The steady growth of presidential powers is also an American exception, Dahl contends. Actually, the U.S. government was not designed to have such a powerful chief executive. For all the talk then and now about the separation of powers, Dahl writes, those who framed and ratified the Constitution believed that "the only legitimate representative of the popular will was the Congress, not the president." The "myth of the presidential mandate" is a subsequent creation. Policy -- including foreign policy -- was (is) supposed to issue from the deliberations of a body of elected lawmakers, not from one elected chief administrator in consultation with his appointees. No other mature democracy, Dahl points out, has a "single popularly elected chief executive with important constitutional powers."

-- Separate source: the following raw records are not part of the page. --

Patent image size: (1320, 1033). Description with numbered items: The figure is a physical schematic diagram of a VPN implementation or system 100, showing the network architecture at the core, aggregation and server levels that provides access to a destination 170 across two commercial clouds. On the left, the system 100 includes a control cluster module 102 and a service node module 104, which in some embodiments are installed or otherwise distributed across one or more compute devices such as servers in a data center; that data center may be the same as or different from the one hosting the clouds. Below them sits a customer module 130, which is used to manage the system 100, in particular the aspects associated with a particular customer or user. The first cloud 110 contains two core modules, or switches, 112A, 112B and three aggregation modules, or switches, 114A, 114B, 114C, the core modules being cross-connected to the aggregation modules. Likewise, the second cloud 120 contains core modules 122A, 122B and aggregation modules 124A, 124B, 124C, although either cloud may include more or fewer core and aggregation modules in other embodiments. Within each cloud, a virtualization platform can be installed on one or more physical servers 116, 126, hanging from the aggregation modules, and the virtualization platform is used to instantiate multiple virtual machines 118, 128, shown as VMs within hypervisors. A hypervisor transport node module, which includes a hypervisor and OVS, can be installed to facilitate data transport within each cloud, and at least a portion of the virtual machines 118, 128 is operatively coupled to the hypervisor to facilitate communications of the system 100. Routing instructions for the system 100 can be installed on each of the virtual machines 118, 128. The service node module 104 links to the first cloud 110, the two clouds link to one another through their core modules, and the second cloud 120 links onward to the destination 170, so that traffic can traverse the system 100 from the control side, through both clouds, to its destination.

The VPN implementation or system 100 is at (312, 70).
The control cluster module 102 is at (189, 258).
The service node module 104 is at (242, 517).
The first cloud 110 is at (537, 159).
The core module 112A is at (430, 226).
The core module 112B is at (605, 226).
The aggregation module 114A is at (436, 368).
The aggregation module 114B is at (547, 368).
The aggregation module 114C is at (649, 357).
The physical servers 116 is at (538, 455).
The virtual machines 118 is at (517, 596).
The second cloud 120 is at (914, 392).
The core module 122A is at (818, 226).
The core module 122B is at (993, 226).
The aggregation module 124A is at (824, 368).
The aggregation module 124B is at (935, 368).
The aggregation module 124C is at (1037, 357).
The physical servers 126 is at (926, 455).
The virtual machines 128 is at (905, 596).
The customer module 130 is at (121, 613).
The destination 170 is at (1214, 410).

Regardless, the main question remains: Does our constitutional system at least work well for us? Dahl is skeptical, though he has to acknowledge the uncertain relevance of political arrangements to social and economic indicators, as well as the difficulty of comparing countries that differ in size and homogeneity. There's not much data in the book, although its references are helpful on this score. From the work of Arend Lijphart and other social scientists Dahl cites, it is clear, at any rate, that majoritarian democracies such as ours do not generally outperform consensus democracies on such measures as voter satisfaction, accountability, macroeconomic management, or the control of violence.
In any case, Dahl has not come to bury the Constitution, only to undermine complacency about it. Besides, as he acknowledges in the book's sobering conclusion, there's not much we can do. The Constitution is virtually democracy-proof. A Supreme Court that promulgates and upholds a Buckley v. Valeo (not to mention a Bush v. Gore) is all too likely to find constitutional problems with any serious move in the direction of popular sovereignty. It is hard to imagine a Congress unified and determined enough to reassert its primacy over the executive branch. And however indefensible, the Senate in its present form is here to stay.
For all these reasons, Dahl avows a "measured pessimism" about the prospects for a more democratic political system any time soon. The only hope -- a long-term one -- is to help along the evolution of a more democratic political culture. How? By trying to "reduce the vast inequalities in the existing distribution of political resources." I presume that by "resources" he means information, experience, and money. Unfortunately this intriguing suggestion comes in the book's penultimate paragraph and receives no elaboration. That is disappointing; but then Dahl has spent much of his career elaborating it in other books, many of them as valuable as this one.
During that long career (he is now 87), Dahl has received nearly every accolade for which a political scientist is eligible. I can't forbear adding my mite of praise to the heap. Dahl's work seems to me an admirable, even inspiring blend of normative and analytical, citizenly and scholarly, generous and disinterested. How Democratic Is the American Constitution?, along with his other books, such as Democracy and Its Critics and A Preface to Economic Democracy, will continue for quite a while to remind the rest of us, gently but persistently, that our professed ideal of democratic equality requires a good deal more in the way of practice than we seem to have noticed.